I began to wonder how my life would be portrayed in a film memoir. I would choose long drawn out shots to portray the seemingly insurmountable distance that separated my small hometown from the rest of civilization. Likewise, I would have short, cut shots portray my failures in my relationships and family problems. I would use short sequential shots to portray my hectic life during the week. I would start with a shot of about 10 seconds in which I was jumping on a bus that is late and already full, and I would be bumping into people. Then it would cut to me walking in late to class with a look of despair on my face. Another cut would feature me eating a hot pocket while reading. Then a call from a girl and me saying “why don’t you want to see me anymore?? My weekends would be portrayed as a mixture of confused shots taken in bars with a blurry camera focus and then a dull long shot of me being lazy and trying to figure out what I did and what I need to do (in front of the TV). All these shots would take up around on minute on film, and I could also add some more from my youth, my time in the Navy and my time in France.
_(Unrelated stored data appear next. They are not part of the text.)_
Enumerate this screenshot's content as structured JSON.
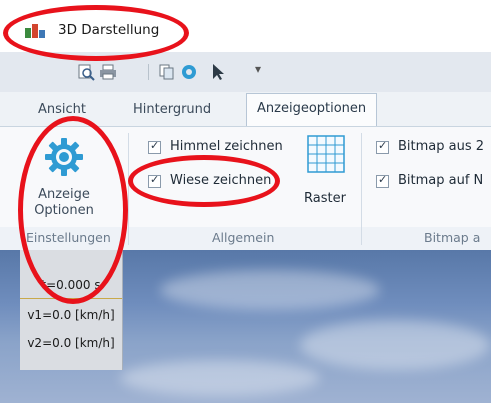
{
  "window": {
    "title": "3D Darstellung",
    "app_icon": "bar-chart-icon"
  },
  "quick_access": {
    "items": [
      "print-preview-icon",
      "printer-icon",
      "copy-icon",
      "gear-icon",
      "cursor-icon"
    ],
    "dropdown_glyph": "▾"
  },
  "ribbon": {
    "tabs": [
      "Ansicht",
      "Hintergrund",
      "Anzeigeoptionen"
    ],
    "active_tab": "Anzeigeoptionen",
    "groups": {
      "einstellungen": {
        "button_label_line1": "Anzeige",
        "button_label_line2": "Optionen",
        "label": "Einstellungen"
      },
      "allgemein": {
        "checkbox_sky": "Himmel zeichnen",
        "checkbox_meadow": "Wiese zeichnen",
        "grid_button": "Raster",
        "label": "Allgemein"
      },
      "bitmap": {
        "checkbox_bitmap_from": "Bitmap aus 2",
        "checkbox_bitmap_to": "Bitmap auf N",
        "label": "Bitmap a"
      }
    }
  },
  "status": {
    "time": "t=0.000 s",
    "v1": "v1=0.0 [km/h]",
    "v2": "v2=0.0 [km/h]"
  },
  "colors": {
    "annotation": "#e8121b",
    "accent": "#2f9bd3"
  }
}
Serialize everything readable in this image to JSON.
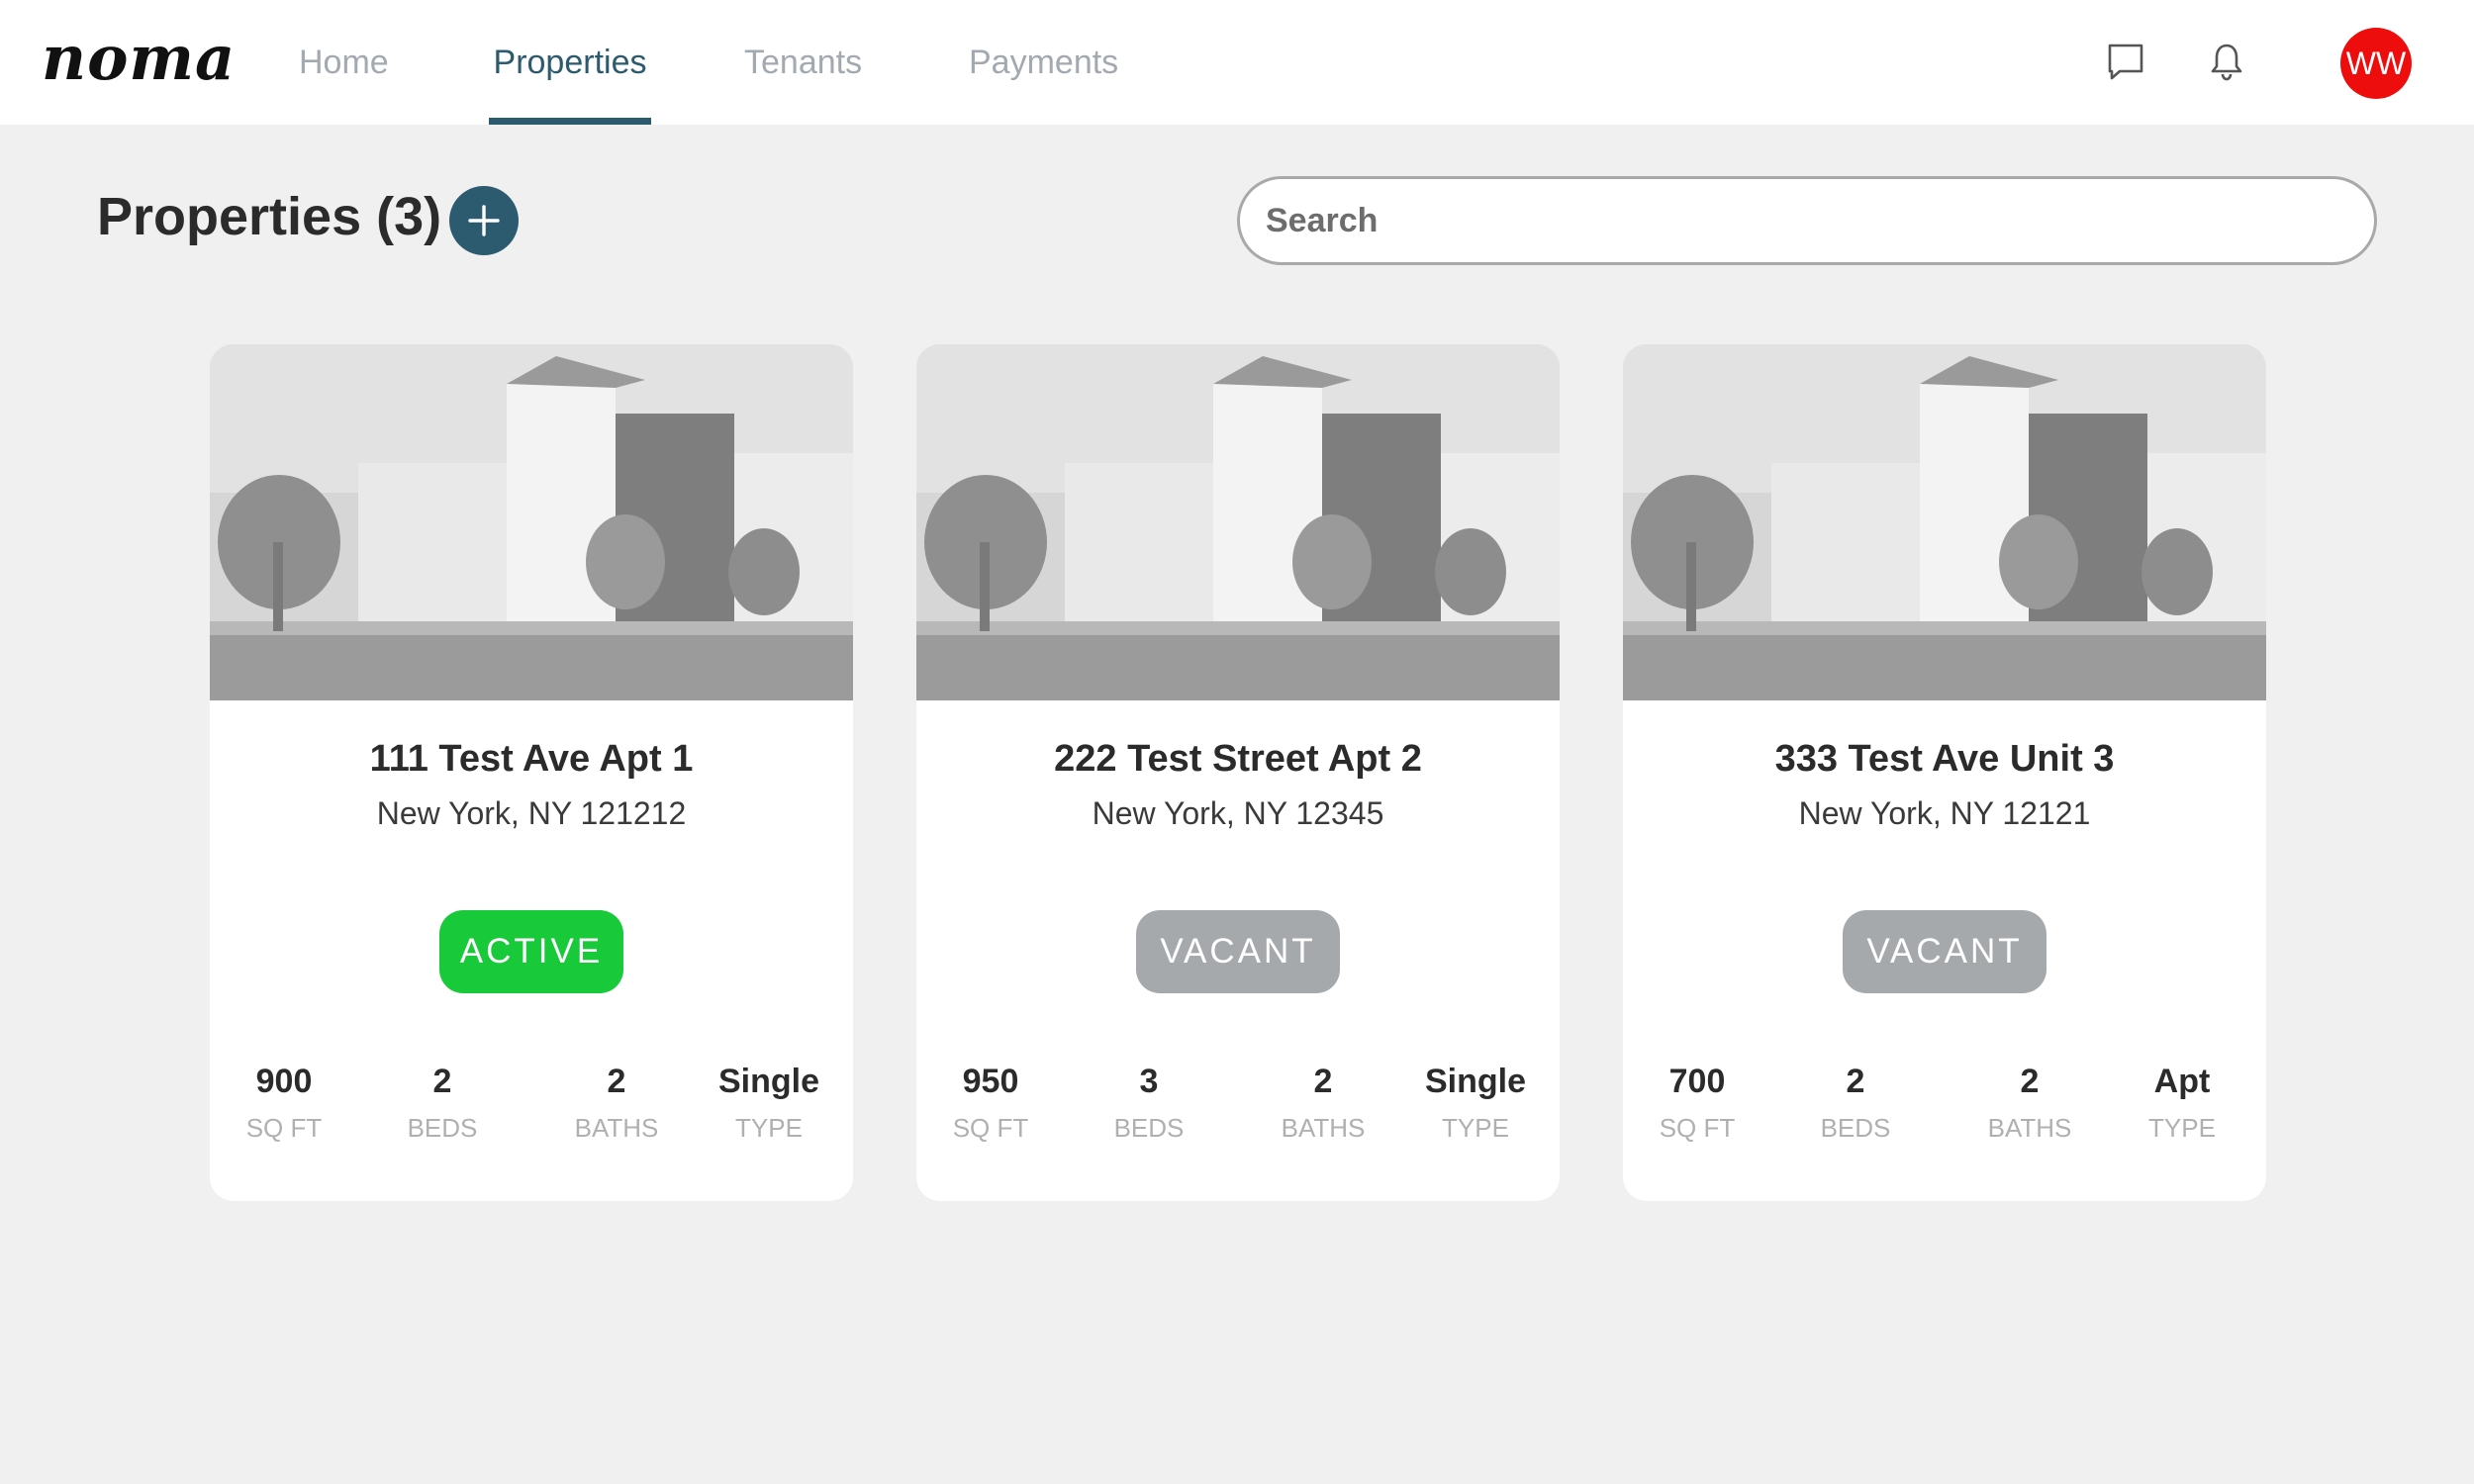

But then I realize the problem, they wouldn’t really have any meaning. That is not to say that I don’t believe that I have done interesting things with my life and met interesting people, but that I don’t know how to connect these images and experiences to give meaning and significance to them. The Memoir, it seems to me, can only be undertaken by someone who has a strong self awareness and who has spent a significant amount of time to figure out their life. Unfortunately, I am not yet one of those people and nor do I believe that my life would hold enough interesting events to fill a memoir. I do on the other hand believe that memoirs like Romulus, My father have the ability to teach people how to analyze their life. In reading how others analyze their lives, I think that everyone can gain a sense of the significant events and people who have affected their own life. In other words, the memoir instills a reflective spirit in the reader and it is for that that I do not share the disdain for them that is common today.